June 05, 2013
On 6/4/2013 5:13 PM, Marco Leise wrote:
> Probably seek time if the files are scattered and not in cache.
> That's hardly a show stopper unless you have 17.156 files like
> the Java Runtime. But they 'solved' it by zipping them up.


Actually, I've often thought of making dmd able to read everything it needs out of a zip file.
June 05, 2013
Am Mon, 03 Jun 2013 20:44:04 -0700
schrieb Walter Bright <newshound2@digitalmars.com>:

> Comments welcome.

LZW is a nice and fast general purpose algorithm and I welcome its addition to Phobos to build file format readers from it (MS-DOS compress, GIF, TIFF) or even just to compress data on the fly in RAM. Most people seem to have moved on to zlib though for pretty much anything else.

Actually I just happened to attempt something similar. Influenced by your talk about modularity and bioinfornatic's micro benchmarking with reading FASTA files I try to wrap up the concepts of bit streams and algorithms processing them. But some of my design goals are different:

a) Not-Invented-Here must take precedence. :D
b) There is no other measure than bytes/second.
c) Every algorithm must run in its own thread for maximal
   parallelism. (like Unix process piping)
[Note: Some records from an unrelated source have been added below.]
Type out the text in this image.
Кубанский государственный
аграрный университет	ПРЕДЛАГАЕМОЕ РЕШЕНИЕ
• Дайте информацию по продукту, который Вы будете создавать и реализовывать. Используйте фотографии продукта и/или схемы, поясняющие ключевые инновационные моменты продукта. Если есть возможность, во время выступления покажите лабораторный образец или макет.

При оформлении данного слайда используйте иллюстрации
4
So it is not about parallel algorithms, but building processing pipelines that work like Unix where only circular buffers need to be shared from one algorithm to the next.

Am Mon, 3 Jun 2013 23:40:06 -0700
schrieb Timothee Cour <thelastmammoth@gmail.com>:

> A)
> there already is std.zlib; why not have:
> std.compress.zlib: public import std.zlib
> std.compress.lzw: put this new module there instead of in std.compress
> std.compress.image.png
> std.compress.image.jpg

Yes and no. Compression algorithms should be in std.compress and share the same API, but image file formats in std.image.* or std.fileformat.*. You don't look into std.compress when you want to open *.bmps and *.jpgs.
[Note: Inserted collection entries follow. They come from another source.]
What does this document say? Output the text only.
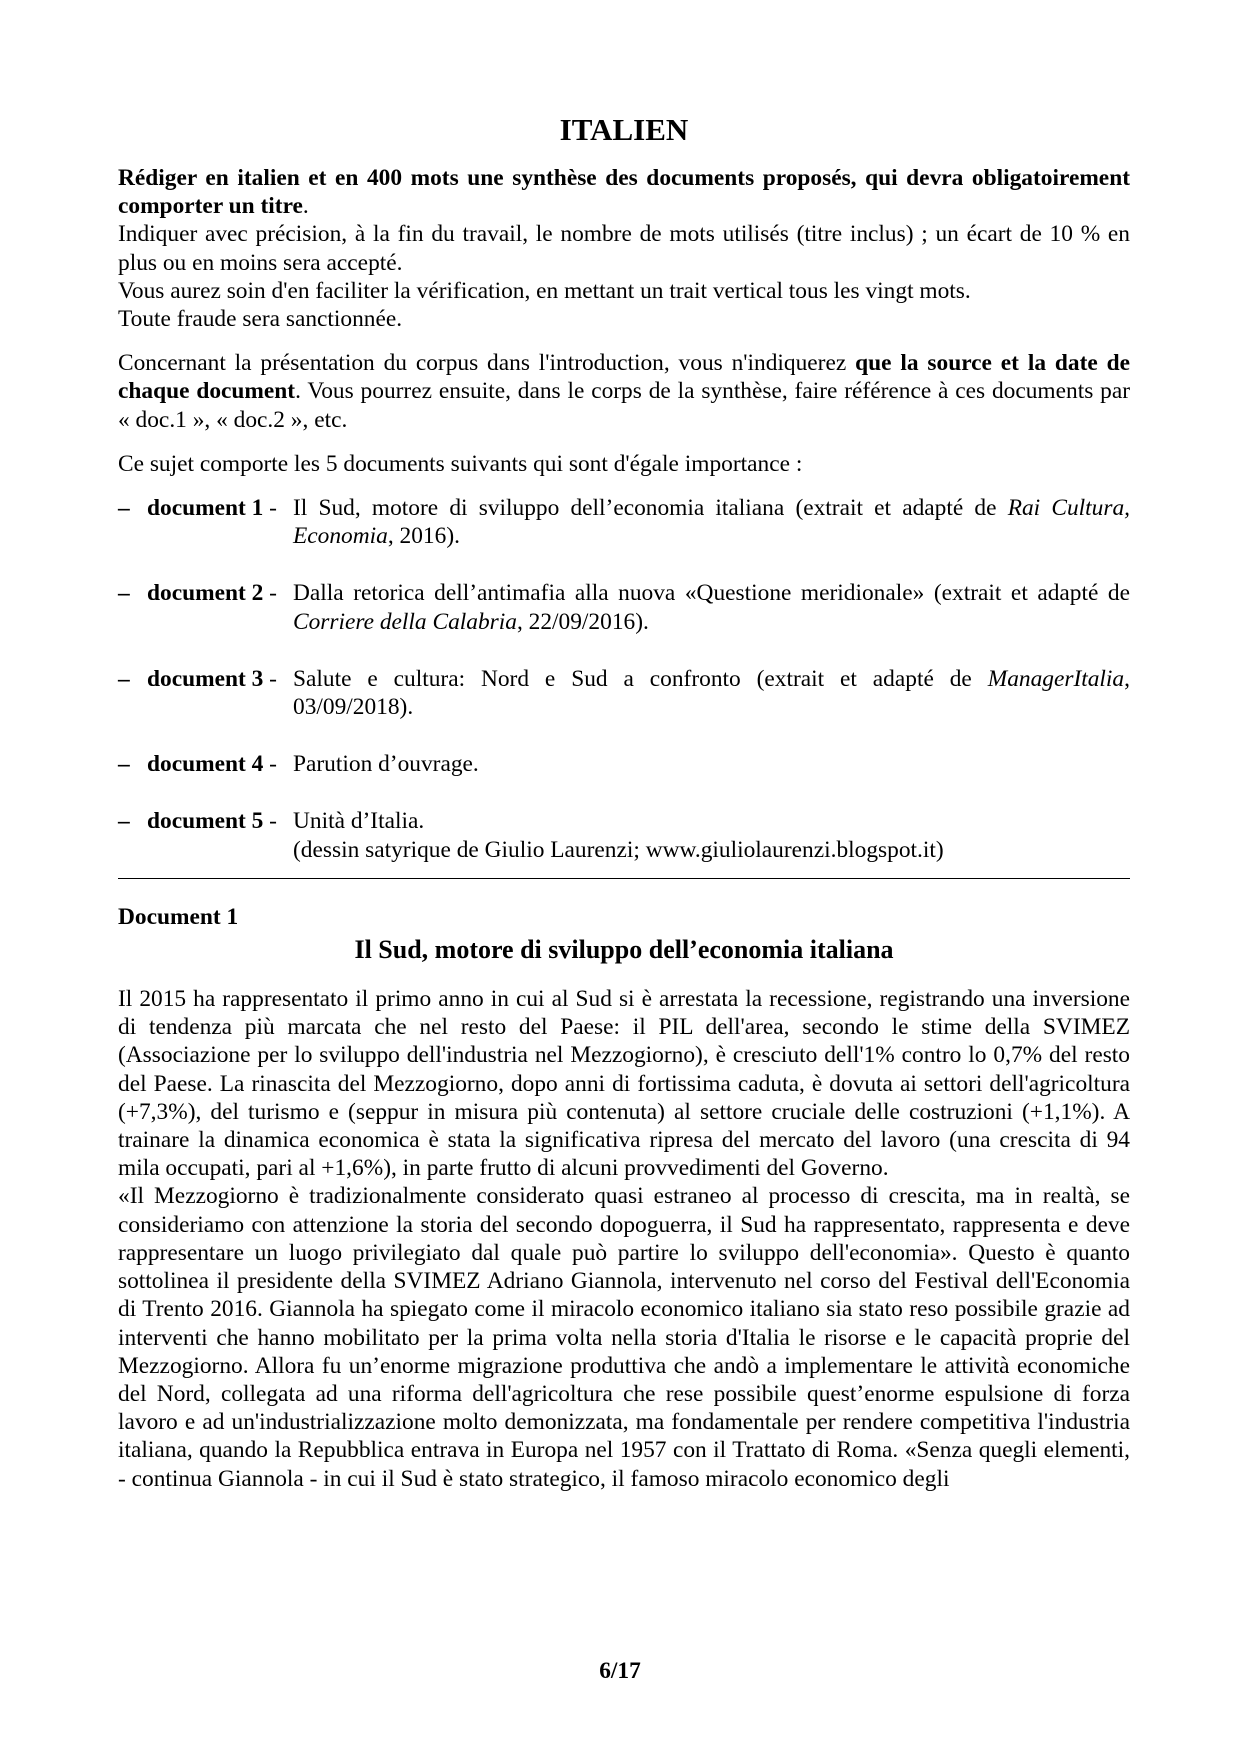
ITALIEN

Rédiger en italien et en 400 mots une synthèse des documents proposés, qui devra obligatoirement comporter un titre.

Indiquer avec précision, à la fin du travail, le nombre de mots utilisés (titre inclus) ; un écart de 10 % en plus ou en moins sera accepté.

Vous aurez soin d'en faciliter la vérification, en mettant un trait vertical tous les vingt mots.

Toute fraude sera sanctionnée.

Concernant la présentation du corpus dans l'introduction, vous n'indiquerez que la source et la date de chaque document. Vous pourrez ensuite, dans le corps de la synthèse, faire référence à ces documents par « doc.1 », « doc.2 », etc.

Ce sujet comporte les 5 documents suivants qui sont d'égale importance :

– document 1 - Il Sud, motore di sviluppo dell’economia italiana (extrait et adapté de Rai Cultura, Economia, 2016).
– document 2 - Dalla retorica dell’antimafia alla nuova «Questione meridionale» (extrait et adapté de Corriere della Calabria, 22/09/2016).
– document 3 - Salute e cultura: Nord e Sud a confronto (extrait et adapté de ManagerItalia, 03/09/2018).
– document 4 - Parution d’ouvrage.
– document 5 - Unità d’Italia.
(dessin satyrique de Giulio Laurenzi; www.giuliolaurenzi.blogspot.it)
Document 1
Il Sud, motore di sviluppo dell’economia italiana

Il 2015 ha rappresentato il primo anno in cui al Sud si è arrestata la recessione, registrando una inversione di tendenza più marcata che nel resto del Paese: il PIL dell'area, secondo le stime della SVIMEZ (Associazione per lo sviluppo dell'industria nel Mezzogiorno), è cresciuto dell'1% contro lo 0,7% del resto del Paese. La rinascita del Mezzogiorno, dopo anni di fortissima caduta, è dovuta ai settori dell'agricoltura (+7,3%), del turismo e (seppur in misura più contenuta) al settore cruciale delle costruzioni (+1,1%). A trainare la dinamica economica è stata la significativa ripresa del mercato del lavoro (una crescita di 94 mila occupati, pari al +1,6%), in parte frutto di alcuni provvedimenti del Governo.

«Il Mezzogiorno è tradizionalmente considerato quasi estraneo al processo di crescita, ma in realtà, se consideriamo con attenzione la storia del secondo dopoguerra, il Sud ha rappresentato, rappresenta e deve rappresentare un luogo privilegiato dal quale può partire lo sviluppo dell'economia». Questo è quanto sottolinea il presidente della SVIMEZ Adriano Giannola, intervenuto nel corso del Festival dell'Economia di Trento 2016. Giannola ha spiegato come il miracolo economico italiano sia stato reso possibile grazie ad interventi che hanno mobilitato per la prima volta nella storia d'Italia le risorse e le capacità proprie del Mezzogiorno. Allora fu un’enorme migrazione produttiva che andò a implementare le attività economiche del Nord, collegata ad una riforma dell'agricoltura che rese possibile quest’enorme espulsione di forza lavoro e ad un'industrializzazione molto demonizzata, ma fondamentale per rendere competitiva l'industria italiana, quando la Repubblica entrava in Europa nel 1957 con il Trattato di Roma. «Senza quegli elementi, - continua Giannola - in cui il Sud è stato strategico, il famoso miracolo economico degli

6/17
Am Tue, 04 Jun 2013 01:00:03 -0700
schrieb Walter Bright <newshound2@digitalmars.com>:

> On 6/3/2013 11:40 PM, Timothee Cour wrote:
> > D)
> > CircularBuffer belongs somewhere else; maybe std.range or std.container
> 
> I have mixed feelings about that. If you'll notice, std.compress doesn't have any imports! I wanted to make at least one module that doesn't pull in 100% of everything in Phobos (one of my pet peeves).
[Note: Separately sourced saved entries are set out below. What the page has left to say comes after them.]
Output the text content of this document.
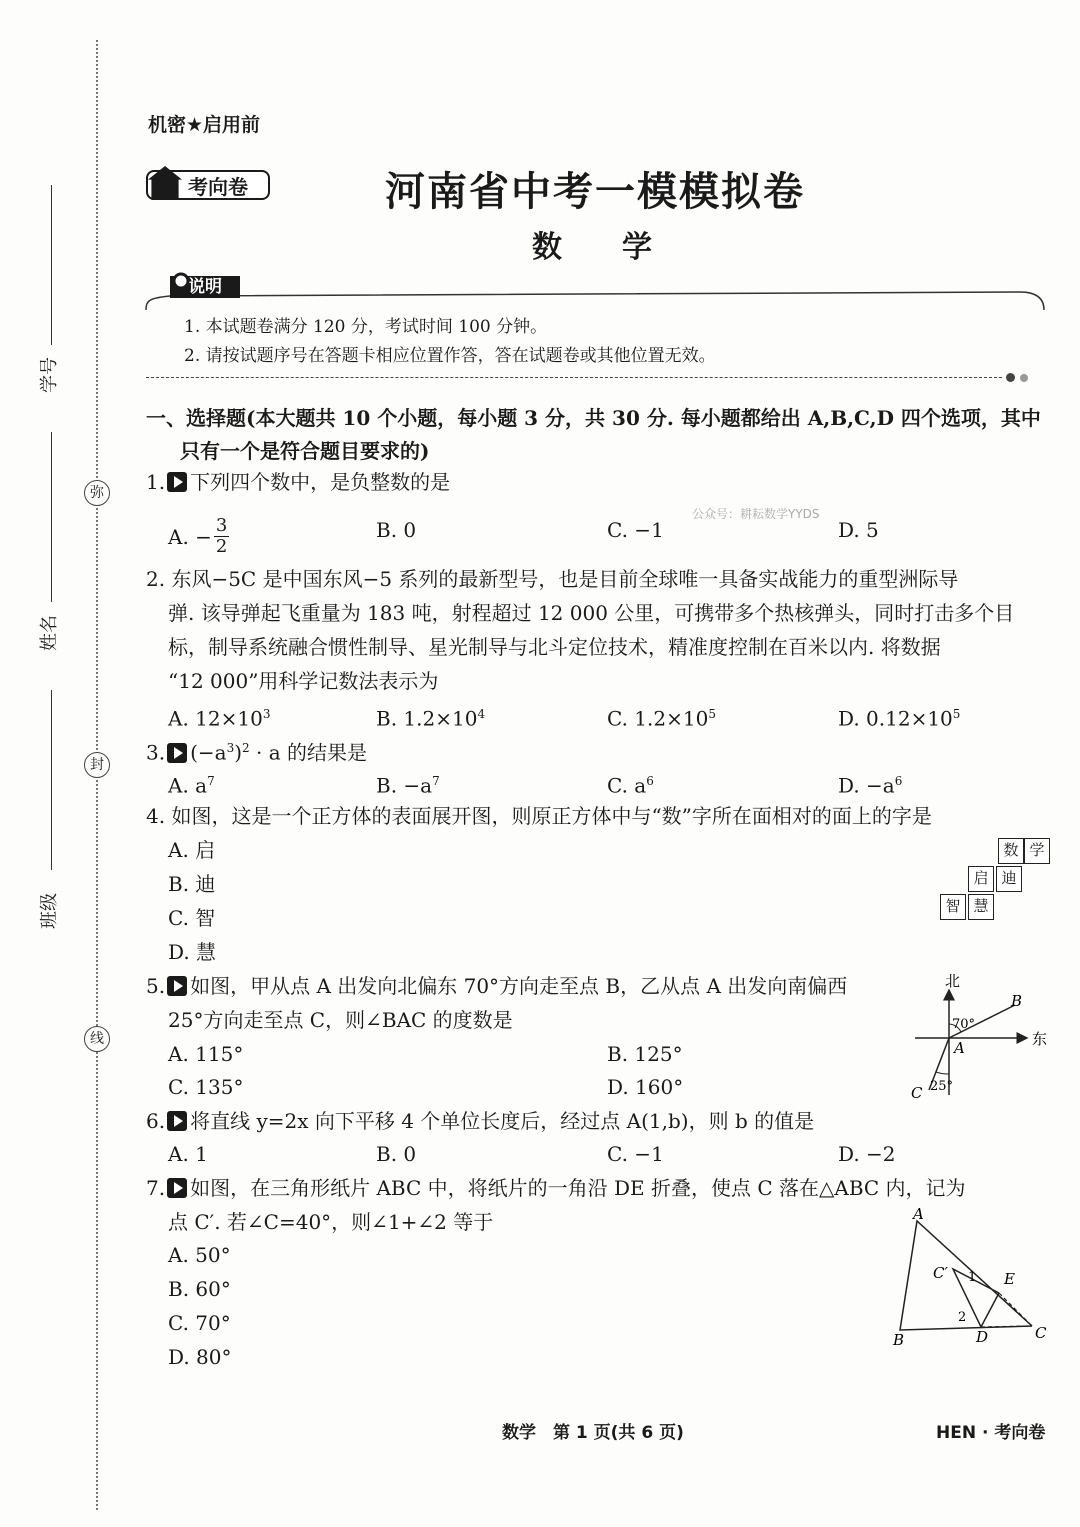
弥
封
线
学号
姓名
班级
机密★启用前
考向卷	河南省中考一模模拟卷
数　　学
说明
1. 本试题卷满分 120 分，考试时间 100 分钟。
2. 请按试题序号在答题卡相应位置作答，答在试题卷或其他位置无效。
一、选择题(本大题共 10 个小题，每小题 3 分，共 30 分. 每小题都给出 A,B,C,D 四个选项，其中
只有一个是符合题目要求的)
1. 下列四个数中，是负整数的是
A. − $\frac{3}{2}$	B. 0	C. −1
公众号：耕耘数学YYDS
D. 5
2. 东风−5C 是中国东风−5 系列的最新型号，也是目前全球唯一具备实战能力的重型洲际导
弹. 该导弹起飞重量为 183 吨，射程超过 12 000 公里，可携带多个热核弹头，同时打击多个目
标，制导系统融合惯性制导、星光制导与北斗定位技术，精准度控制在百米以内. 将数据
“12 000”用科学记数法表示为
A. $12\times 10^3$	B. $1.2\times 10^4$	C. $1.2\times 10^5$	D. $0.12\times 10^5$
3. $(-a^3)^2 \cdot a$ 的结果是
A. $a^7$	B. $-a^7$	C. $a^6$	D. $-a^6$
4. 如图，这是一个正方体的表面展开图，则原正方体中与“数”字所在面相对的面上的字是
A. 启
B. 迪
C. 智
D. 慧
数 学
启 迪
智 慧
5. 如图，甲从点 A 出发向北偏东 70°方向走至点 B，乙从点 A 出发向南偏西
25°方向走至点 C，则∠BAC 的度数是
A. 115°	B. 125°
C. 135°	D. 160°
北
东
B
A
C
70°
25°
6. 将直线 y=2x 向下平移 4 个单位长度后，经过点 A(1,b)，则 b 的值是
A. 1	B. 0	C. −1	D. −2
7. 如图，在三角形纸片 ABC 中，将纸片的一角沿 DE 折叠，使点 C 落在△ABC 内，记为
点 C′. 若∠C=40°，则∠1+∠2 等于
A. 50°
B. 60°
C. 70°
D. 80°
A
B	C
D
E
C′ 1
2
数学　第 1 页(共 6 页)	HEN · 考向卷
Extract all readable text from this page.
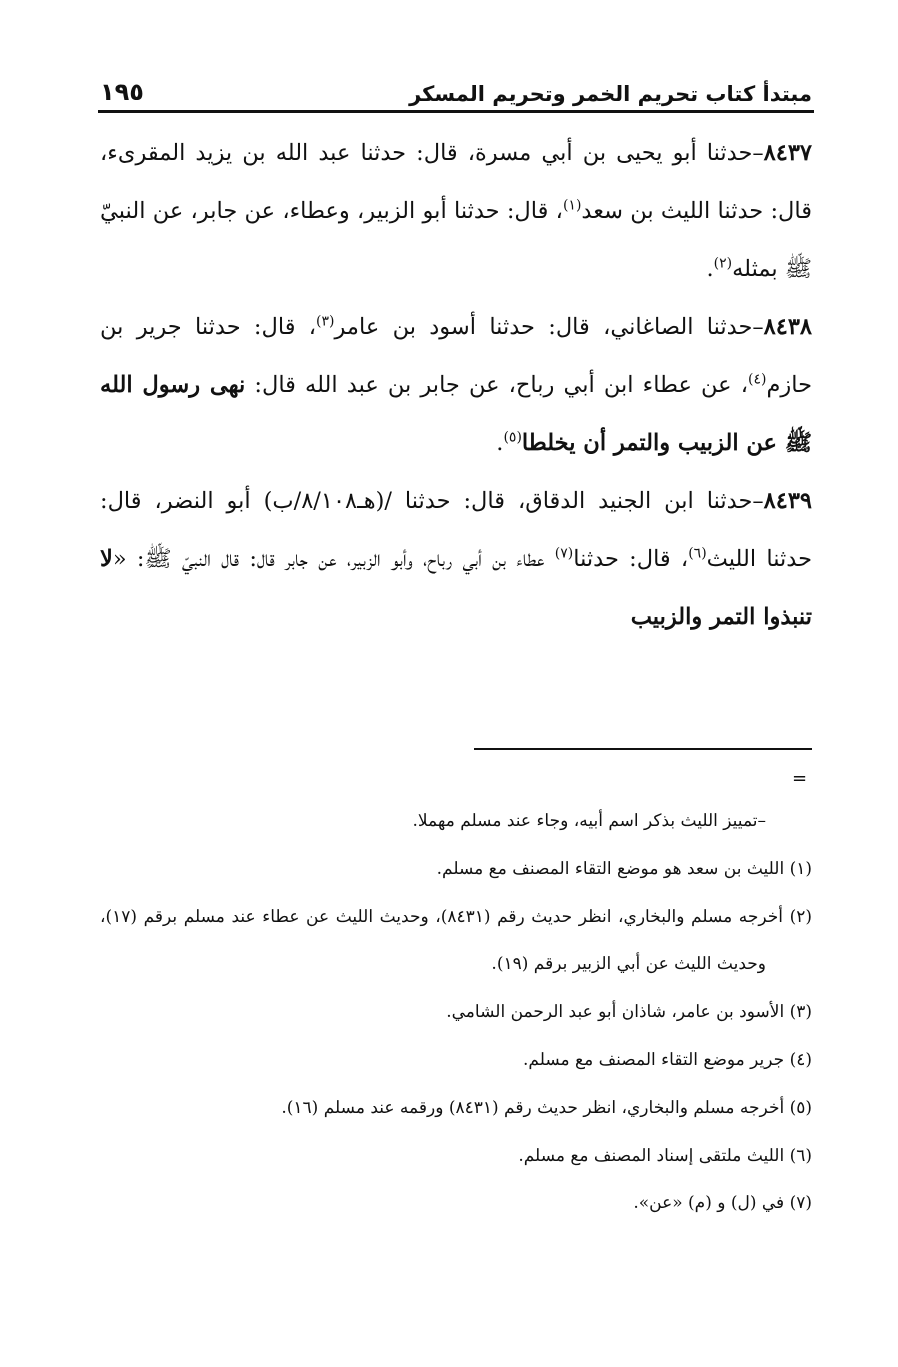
مبتدأ كتاب تحريم الخمر وتحريم المسكر
١٩٥

٨٤٣٧–حدثنا أبو يحيى بن أبي مسرة، قال: حدثنا عبد الله بن يزيد المقرىء، قال: حدثنا الليث بن سعد$^{(١)}$، قال: حدثنا أبو الزبير، وعطاء، عن جابر، عن النبيّ ﷺ بمثله$^{(٢)}$.

٨٤٣٨–حدثنا الصاغاني، قال: حدثنا أسود بن عامر$^{(٣)}$، قال: حدثنا جرير بن حازم$^{(٤)}$، عن عطاء ابن أبي رباح، عن جابر بن عبد الله قال: نهى رسول الله ﷺ عن الزبيب والتمر أن يخلطا$^{(٥)}$.

٨٤٣٩–حدثنا ابن الجنيد الدقاق، قال: حدثنا /(هـ٨/١٠٨/ب) أبو النضر، قال: حدثنا الليث$^{(٦)}$، قال: حدثنا$^{(٧)}$ عطاء بن أبي رباح، وأبو الزبير، عن جابر قال: قال النبيّ ﷺ: «لا تنبذوا التمر والزبيب

=

–تمييز الليث بذكر اسم أبيه، وجاء عند مسلم مهملا.

(١) الليث بن سعد هو موضع التقاء المصنف مع مسلم.

(٢) أخرجه مسلم والبخاري، انظر حديث رقم (٨٤٣١)، وحديث الليث عن عطاء عند مسلم برقم (١٧)، وحديث الليث عن أبي الزبير برقم (١٩).

(٣) الأسود بن عامر، شاذان أبو عبد الرحمن الشامي.

(٤) جرير موضع التقاء المصنف مع مسلم.

(٥) أخرجه مسلم والبخاري، انظر حديث رقم (٨٤٣١) ورقمه عند مسلم (١٦).

(٦) الليث ملتقى إسناد المصنف مع مسلم.

(٧) في (ل) و (م) «عن».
I have nothing to add to the discussion on THAT matter, but
a compromise should be found between few massive imports (D)
and hundreds of tiny imports (Java). :)

-- 
Marco

June 05, 2013
Am Tue, 04 Jun 2013 17:58:01 -0700
schrieb Walter Bright <newshound2@digitalmars.com>:

> On 6/4/2013 5:13 PM, Marco Leise wrote:
> > Probably seek time if the files are scattered and not in cache. That's hardly a show stopper unless you have 17.156 files like the Java Runtime. But they 'solved' it by zipping them up.
> 
> 
> Actually, I've often thought of making dmd able to read everything it needs out of a zip file.

That would have been difficult for editors and IDEs that can look up file names from include paths only when they are not zipped up. It is good the way it is.

-- 
Marco

June 05, 2013
On 06/04/2013 11:52 AM, Peter Alexander wrote:
> Well, the fix is currently in an unapproved DIP. I have no idea whether
> Walter intends to accept it or reject it. The discussion thread just
> seems to have died off.
>
> http://wiki.dlang.org/DIP22

I should really submit some ideas from my implementation to the DIP.
https://github.com/D-Programming-Language/dmd/pull/739

June 05, 2013
On Tuesday, 4 June 2013 at 18:46:49 UTC, Walter Bright wrote:
> On 6/4/2013 11:43 AM, Timothee Cour wrote:
>> writing generic code.
>> same reason as why we prefer:
>> auto y=to!double(x) over auto y=to_double(x);
>
> The situations aren't comparable. The to!double case is parameterizing with a type, the compress one is not. Secondly, compress(lzw) does ABSOLUTELY NOTHING but turn around and call lzw. It adds nothing.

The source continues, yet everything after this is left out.